Off to Malaysia, we discover Melaka

Breakfast is a copious affair, then Dragana takes Skye and Sandra to discover the fancy houses around their place. The prices she articulates are crazy, worse than Switzerland. The styles are incredibly varied, from elegant modern designer houses to kitsch renaissance mansion. We see helps walking dogs, sweeping the pavement, working in landscaped gardens…

At 9:30 our van is here and our friends see us off to Malaysia were we will meet them again in a few days on Tioman island.

Right before the border, some posters require Singaporean vehicles that they are not allowed to cross if they don’t have at least 2/3 full petrol tanks, it’s obviously much cheaper to fill the car in Malaysia!

There are two border crossings to Malaysia from Singapore.

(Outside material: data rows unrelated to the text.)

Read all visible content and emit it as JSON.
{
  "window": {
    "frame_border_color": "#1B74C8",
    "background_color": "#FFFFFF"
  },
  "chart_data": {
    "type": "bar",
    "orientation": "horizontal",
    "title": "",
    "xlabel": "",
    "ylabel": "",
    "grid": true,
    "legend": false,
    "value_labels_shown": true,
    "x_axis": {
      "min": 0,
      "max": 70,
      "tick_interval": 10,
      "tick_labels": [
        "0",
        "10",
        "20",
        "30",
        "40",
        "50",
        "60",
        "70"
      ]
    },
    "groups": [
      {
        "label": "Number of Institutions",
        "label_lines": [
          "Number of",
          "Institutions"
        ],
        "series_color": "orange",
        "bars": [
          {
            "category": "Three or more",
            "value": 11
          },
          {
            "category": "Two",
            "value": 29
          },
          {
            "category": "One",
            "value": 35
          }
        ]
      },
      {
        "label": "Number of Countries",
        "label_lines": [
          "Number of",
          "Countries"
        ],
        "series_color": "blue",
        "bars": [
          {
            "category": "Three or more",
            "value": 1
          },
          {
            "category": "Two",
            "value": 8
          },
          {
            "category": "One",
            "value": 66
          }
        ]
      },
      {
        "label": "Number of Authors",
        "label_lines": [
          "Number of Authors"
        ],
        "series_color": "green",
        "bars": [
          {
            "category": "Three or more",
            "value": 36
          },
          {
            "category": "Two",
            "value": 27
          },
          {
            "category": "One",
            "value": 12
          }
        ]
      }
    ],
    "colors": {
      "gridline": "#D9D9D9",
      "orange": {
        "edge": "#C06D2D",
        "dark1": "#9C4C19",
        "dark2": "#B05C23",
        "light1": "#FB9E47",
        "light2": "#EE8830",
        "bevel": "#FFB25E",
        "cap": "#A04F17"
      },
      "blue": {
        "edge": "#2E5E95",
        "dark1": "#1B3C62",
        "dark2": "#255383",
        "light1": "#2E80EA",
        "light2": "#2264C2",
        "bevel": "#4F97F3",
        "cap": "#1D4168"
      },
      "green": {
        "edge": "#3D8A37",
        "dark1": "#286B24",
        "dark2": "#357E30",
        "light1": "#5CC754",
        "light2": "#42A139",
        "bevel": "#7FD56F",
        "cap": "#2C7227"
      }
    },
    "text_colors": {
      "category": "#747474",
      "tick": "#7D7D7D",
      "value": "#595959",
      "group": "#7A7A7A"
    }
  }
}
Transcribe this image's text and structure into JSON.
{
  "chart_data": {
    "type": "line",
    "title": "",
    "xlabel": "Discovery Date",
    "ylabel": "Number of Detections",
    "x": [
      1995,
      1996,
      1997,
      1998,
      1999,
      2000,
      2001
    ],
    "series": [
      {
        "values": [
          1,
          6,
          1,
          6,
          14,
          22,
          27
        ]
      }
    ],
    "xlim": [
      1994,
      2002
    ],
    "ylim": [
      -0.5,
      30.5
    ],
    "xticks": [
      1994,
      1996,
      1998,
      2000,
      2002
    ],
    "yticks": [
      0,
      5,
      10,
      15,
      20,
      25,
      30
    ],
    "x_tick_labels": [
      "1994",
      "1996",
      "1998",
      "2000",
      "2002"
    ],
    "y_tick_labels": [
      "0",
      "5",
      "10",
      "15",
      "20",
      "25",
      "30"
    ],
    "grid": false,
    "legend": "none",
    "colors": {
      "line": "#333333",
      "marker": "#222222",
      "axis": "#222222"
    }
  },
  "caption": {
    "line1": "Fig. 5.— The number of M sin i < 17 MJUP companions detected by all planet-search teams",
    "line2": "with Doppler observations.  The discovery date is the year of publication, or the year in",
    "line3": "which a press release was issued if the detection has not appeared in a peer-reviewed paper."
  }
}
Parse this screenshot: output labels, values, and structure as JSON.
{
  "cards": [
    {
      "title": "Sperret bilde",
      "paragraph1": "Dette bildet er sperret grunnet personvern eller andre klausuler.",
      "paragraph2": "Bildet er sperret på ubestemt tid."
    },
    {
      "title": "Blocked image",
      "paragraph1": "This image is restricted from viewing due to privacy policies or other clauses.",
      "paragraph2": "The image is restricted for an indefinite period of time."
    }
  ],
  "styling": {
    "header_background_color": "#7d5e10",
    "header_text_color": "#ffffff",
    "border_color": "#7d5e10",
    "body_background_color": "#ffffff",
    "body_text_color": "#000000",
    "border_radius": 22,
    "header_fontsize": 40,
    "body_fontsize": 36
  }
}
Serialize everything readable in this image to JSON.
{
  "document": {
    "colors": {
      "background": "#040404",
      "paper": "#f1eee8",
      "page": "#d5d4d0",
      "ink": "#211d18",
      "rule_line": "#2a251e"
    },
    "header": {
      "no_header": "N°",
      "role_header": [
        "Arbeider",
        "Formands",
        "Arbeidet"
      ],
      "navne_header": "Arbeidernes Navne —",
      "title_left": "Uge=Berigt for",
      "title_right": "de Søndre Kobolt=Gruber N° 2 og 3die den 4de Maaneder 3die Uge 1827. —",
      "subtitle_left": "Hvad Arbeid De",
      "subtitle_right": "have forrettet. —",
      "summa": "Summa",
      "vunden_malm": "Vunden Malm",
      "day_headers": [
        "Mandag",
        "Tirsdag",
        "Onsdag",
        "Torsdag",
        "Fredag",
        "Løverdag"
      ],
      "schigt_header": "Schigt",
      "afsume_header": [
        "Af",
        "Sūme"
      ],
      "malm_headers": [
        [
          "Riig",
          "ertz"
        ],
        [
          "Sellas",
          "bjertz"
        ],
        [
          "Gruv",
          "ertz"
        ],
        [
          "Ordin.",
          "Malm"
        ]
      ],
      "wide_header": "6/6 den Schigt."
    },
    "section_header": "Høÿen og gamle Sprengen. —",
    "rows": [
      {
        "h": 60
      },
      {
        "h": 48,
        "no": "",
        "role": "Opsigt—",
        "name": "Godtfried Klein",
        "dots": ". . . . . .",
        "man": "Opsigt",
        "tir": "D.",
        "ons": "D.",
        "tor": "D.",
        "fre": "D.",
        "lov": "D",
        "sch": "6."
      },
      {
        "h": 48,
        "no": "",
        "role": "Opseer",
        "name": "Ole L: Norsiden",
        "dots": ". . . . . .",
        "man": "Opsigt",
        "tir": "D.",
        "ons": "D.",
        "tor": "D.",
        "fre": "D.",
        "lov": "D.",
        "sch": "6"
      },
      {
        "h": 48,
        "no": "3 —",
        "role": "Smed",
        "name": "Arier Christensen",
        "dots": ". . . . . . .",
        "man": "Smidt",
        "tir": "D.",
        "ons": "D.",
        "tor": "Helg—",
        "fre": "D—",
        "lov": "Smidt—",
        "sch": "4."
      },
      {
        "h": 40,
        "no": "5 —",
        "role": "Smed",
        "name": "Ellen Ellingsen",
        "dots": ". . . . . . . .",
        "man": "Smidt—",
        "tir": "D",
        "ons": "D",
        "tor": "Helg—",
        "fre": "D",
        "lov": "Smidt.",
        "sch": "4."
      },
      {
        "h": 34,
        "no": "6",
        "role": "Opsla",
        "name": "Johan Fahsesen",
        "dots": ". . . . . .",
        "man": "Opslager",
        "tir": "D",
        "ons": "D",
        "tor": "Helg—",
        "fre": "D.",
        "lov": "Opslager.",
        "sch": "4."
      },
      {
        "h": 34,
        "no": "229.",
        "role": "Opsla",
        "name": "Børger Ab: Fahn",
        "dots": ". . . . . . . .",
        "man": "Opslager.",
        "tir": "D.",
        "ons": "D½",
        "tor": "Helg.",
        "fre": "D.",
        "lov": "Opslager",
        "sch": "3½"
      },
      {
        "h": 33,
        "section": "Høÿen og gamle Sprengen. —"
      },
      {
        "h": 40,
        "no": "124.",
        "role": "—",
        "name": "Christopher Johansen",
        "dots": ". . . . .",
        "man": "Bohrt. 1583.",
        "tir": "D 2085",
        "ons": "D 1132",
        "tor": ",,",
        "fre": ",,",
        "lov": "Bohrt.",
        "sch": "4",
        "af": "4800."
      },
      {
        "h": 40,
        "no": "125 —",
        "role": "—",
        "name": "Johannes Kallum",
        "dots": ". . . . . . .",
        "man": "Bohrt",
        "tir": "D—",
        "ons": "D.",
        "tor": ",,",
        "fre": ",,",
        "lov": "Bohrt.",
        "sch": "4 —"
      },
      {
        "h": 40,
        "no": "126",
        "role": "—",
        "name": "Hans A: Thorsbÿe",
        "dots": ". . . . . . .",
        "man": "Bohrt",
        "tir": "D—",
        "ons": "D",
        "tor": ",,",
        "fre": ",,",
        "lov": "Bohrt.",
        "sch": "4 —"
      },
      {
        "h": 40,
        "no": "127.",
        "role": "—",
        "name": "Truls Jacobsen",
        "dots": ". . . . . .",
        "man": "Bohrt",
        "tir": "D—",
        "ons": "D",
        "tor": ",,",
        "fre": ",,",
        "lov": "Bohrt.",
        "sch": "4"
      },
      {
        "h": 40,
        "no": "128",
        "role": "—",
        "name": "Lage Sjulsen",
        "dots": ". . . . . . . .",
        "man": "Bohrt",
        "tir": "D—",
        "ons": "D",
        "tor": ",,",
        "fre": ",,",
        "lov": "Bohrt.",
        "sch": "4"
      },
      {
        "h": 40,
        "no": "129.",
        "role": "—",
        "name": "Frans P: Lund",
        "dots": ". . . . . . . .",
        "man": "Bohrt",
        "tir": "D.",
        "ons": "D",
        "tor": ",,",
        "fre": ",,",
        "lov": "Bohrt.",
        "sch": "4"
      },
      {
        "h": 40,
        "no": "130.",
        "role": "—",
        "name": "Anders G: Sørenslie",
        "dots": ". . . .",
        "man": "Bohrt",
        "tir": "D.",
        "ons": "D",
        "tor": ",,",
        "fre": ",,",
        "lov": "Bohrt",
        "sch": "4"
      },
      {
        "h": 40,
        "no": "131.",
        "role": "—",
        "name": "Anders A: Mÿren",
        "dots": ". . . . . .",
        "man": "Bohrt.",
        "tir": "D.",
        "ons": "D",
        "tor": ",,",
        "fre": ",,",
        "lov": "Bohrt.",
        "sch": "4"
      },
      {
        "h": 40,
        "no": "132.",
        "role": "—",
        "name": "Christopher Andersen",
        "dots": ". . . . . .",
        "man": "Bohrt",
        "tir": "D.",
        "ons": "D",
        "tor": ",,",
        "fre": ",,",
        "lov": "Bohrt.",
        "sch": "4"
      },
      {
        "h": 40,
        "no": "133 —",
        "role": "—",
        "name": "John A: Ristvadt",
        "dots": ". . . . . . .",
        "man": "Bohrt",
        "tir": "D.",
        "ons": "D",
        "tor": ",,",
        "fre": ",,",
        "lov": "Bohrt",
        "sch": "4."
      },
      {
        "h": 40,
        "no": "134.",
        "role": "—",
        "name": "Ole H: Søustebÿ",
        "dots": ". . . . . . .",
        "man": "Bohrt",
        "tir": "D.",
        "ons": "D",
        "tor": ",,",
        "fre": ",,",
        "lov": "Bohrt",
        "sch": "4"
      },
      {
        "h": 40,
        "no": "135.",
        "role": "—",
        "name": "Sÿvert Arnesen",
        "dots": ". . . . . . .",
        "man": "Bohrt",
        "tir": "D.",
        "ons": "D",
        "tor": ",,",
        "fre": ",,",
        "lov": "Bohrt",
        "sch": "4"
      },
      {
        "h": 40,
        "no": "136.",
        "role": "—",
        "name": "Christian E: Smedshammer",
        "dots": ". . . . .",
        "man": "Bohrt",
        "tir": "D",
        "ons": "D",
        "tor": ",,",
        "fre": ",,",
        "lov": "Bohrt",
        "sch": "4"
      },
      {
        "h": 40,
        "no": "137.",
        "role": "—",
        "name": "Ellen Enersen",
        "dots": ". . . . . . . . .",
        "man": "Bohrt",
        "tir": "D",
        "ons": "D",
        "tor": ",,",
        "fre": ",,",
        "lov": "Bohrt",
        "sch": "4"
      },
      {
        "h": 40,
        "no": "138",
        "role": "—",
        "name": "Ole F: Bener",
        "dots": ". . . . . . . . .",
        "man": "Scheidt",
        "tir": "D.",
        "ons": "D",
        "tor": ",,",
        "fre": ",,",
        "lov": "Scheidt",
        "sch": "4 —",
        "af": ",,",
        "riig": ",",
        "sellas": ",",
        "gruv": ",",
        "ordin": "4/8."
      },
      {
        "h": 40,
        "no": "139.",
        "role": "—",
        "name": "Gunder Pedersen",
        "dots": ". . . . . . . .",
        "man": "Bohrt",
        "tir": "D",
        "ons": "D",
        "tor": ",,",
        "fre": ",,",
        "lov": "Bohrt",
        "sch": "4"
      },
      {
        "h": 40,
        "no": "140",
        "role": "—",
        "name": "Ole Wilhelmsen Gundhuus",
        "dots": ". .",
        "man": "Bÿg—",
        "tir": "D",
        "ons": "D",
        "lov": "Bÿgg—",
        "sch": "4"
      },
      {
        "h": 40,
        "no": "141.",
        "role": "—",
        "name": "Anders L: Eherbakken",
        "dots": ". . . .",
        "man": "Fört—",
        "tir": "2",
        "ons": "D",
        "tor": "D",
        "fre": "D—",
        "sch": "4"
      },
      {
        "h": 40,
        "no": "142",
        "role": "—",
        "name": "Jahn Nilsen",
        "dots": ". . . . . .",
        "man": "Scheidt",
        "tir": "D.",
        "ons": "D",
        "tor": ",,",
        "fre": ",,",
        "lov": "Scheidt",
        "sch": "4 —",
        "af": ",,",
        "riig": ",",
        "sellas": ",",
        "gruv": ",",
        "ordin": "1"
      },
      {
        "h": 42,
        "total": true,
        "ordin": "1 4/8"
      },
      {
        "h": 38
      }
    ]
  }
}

One is called the first link, to Johor and is very busy. Our driver chooses to take the less crowded second link. We check out of Singapore, cross a bridge and check in Malaysia never living the car as we present the passport in booth similar to toll booth, and we just slide the van door open so that the agent can check the back seats occupants.

The highway to Melaka is curtained by palm plantations and big billboards advertising all sorts of consumers goods and services written in English, Malay which uses latin alphabet and sometimes there is Chinese, Tamil and Arabic too. The advertisements also tell of the Muslim background of the country, with veiled ladies, advertisement for Haji trips to Mecca, or of Madrassa schools.

 

Still jet-lagged we don’t take long to fall asleep until we hit Melaka around one o’clock. The city has a very pleasant historic center were our driver drops us off. We stay in a boutique hotel in a Chinese old house. It’s really typical and perfectly situated. A Chinese lady who seems to be the manager gives us directions to the nearest bank so we can get some Ringgits for our stay. We stroll the old streets and reach the Dutch square with its pink building and church next to which is the bank.

Now it’s time to find a restaurant. Calanthe Art Cafe seems nice and there is a smiling young blind man playing the eru just in front of the lush veranda. We order local food and enjoy a tasteful meal. Sandra has a laksa, a sort of Malaysian spicy soup with dumplings, noodles and fried chicken. Skye a fish curry and Ryo an Indian butter chicken. Our musician is successful as none of the restaurant guests would leave without giving a small donation.

We return at the hotel to settle in our room and refresh ourselves before exploring the town starting with St. Paul’s Hill & Church, a Portuguese Church on the hill overlooking the city, to the A Famosa Fort remainder of a castle established by the Portuguese, then the Jonker Street walk with its Chinese temples the old mosque a stone throw from a Tamil temple.  Malaysia is really a fabulous melting pot.

 

 

 

 

 

 

 

 

After an apéro with satay (as recommended by Luka!!) in the courtyard of our hotel, we go to the River view Café, a pleasant restaurant along the canal. It’s a lot of fun watching the little touris

 

t boats float by as well as bikers and joggers while eating a kampung fried rice. The atmosphere is very pleasant, and we walk back along the canal and discover hostels, bars and also a fabulous colonial style hotel on our walk back.